We will use a simple 1 to 1 Reward to Risk Ratio while we develop our Renko trading system for this example. If we risk $200, our winners will be $200.

We will start with a $10,000 account size and risk 2% per trade. We will trade 5 days per week and place 2 trades each day. This is equal to 40 trades per month. Our Account Equity is $10,000 and our Position Size has been defined as 1% risk per trade. Our opportunity, or expectancy to trade, is 40 trades per month.

I know I can place 2 trades per day scalping or swing trading. This would probably take 1 hour of our time each day. I will start by looking at Renko charts with smaller Renko bars such as 5 pip or 10 pip Renko bars.

We should look to risk 3 to 5 Renko bars to gain 3 to 5 Renko bars.Our reward to risk ratio is 1 to 1.
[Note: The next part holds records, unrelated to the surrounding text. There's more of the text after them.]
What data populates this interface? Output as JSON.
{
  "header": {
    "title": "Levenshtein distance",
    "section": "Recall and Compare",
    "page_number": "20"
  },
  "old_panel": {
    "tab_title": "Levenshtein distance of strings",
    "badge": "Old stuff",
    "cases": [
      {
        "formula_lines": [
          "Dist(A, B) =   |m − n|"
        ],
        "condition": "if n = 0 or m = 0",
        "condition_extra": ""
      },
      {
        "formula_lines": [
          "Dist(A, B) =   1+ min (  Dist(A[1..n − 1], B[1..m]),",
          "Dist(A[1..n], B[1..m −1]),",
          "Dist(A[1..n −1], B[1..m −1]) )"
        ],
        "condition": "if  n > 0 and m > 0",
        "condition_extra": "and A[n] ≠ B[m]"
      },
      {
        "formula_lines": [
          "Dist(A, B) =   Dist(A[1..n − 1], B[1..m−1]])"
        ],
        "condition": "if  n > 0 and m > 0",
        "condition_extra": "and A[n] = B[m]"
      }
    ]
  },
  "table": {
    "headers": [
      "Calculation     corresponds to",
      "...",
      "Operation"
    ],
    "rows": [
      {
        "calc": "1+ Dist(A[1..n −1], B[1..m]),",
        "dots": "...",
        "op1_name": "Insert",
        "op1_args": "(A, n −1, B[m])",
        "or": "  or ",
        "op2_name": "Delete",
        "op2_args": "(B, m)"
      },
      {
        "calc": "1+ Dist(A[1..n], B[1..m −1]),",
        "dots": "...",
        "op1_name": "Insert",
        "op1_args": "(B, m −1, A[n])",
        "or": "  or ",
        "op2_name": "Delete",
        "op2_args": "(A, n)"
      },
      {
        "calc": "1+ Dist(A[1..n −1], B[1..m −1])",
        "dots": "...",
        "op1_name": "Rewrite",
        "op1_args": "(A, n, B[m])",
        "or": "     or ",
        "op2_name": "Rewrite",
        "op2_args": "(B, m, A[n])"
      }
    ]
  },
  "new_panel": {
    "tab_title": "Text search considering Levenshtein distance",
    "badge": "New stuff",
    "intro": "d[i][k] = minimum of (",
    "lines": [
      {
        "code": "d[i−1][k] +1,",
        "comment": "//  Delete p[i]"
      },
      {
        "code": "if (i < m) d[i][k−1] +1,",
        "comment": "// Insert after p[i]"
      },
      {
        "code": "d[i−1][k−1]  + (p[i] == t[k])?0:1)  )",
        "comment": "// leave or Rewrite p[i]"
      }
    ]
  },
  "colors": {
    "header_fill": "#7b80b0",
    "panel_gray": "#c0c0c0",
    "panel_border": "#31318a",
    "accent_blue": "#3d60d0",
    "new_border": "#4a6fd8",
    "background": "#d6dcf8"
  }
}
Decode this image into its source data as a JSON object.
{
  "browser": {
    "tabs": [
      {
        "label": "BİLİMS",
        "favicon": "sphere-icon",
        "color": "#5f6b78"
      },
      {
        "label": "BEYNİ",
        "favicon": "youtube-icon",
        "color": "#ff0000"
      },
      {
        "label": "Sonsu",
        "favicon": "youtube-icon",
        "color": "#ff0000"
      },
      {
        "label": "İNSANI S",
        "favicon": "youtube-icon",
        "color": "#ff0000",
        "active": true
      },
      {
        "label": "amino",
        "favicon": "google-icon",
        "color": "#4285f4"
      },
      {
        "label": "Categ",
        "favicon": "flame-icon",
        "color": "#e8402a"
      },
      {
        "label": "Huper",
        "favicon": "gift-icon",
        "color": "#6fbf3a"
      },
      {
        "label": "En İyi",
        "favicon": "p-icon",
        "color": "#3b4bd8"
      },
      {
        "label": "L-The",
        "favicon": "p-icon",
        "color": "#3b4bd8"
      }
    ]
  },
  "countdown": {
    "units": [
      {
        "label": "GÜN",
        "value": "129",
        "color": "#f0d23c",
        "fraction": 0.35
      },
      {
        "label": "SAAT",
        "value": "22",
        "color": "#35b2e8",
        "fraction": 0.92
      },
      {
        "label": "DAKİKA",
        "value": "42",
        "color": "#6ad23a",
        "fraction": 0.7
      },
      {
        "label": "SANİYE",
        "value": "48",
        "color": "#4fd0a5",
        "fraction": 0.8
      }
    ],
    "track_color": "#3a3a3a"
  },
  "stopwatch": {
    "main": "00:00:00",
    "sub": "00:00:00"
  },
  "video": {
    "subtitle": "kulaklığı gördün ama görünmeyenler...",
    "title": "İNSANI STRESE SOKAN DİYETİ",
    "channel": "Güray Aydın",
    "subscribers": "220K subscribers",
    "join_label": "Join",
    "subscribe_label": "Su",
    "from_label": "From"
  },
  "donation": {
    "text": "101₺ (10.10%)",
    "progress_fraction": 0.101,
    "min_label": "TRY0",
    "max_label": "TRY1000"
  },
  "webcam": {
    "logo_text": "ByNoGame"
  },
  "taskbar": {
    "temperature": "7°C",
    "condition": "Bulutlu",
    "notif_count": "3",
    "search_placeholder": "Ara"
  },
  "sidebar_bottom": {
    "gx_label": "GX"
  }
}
Let's do the math together:

2% Risk per Trade = 2% x $10,000 Account Equity = $200 Risk Per Trade. The Reward is also $200.

If we risk 2 trades per day x 5 days per week x 4 weeks per month = we have a total of 40 trades. A 60% accuracy x 40 trades produces 24 winning trades and 16 losing trades.

32 winning trades x $40 Reward = $1,280 winning trades. 8 losing trades is -$320.

$6,000 + (-2,000) = +4,000.

This is how you use the 5 key elements to a good trading system and apply it to developing a Renko trading system.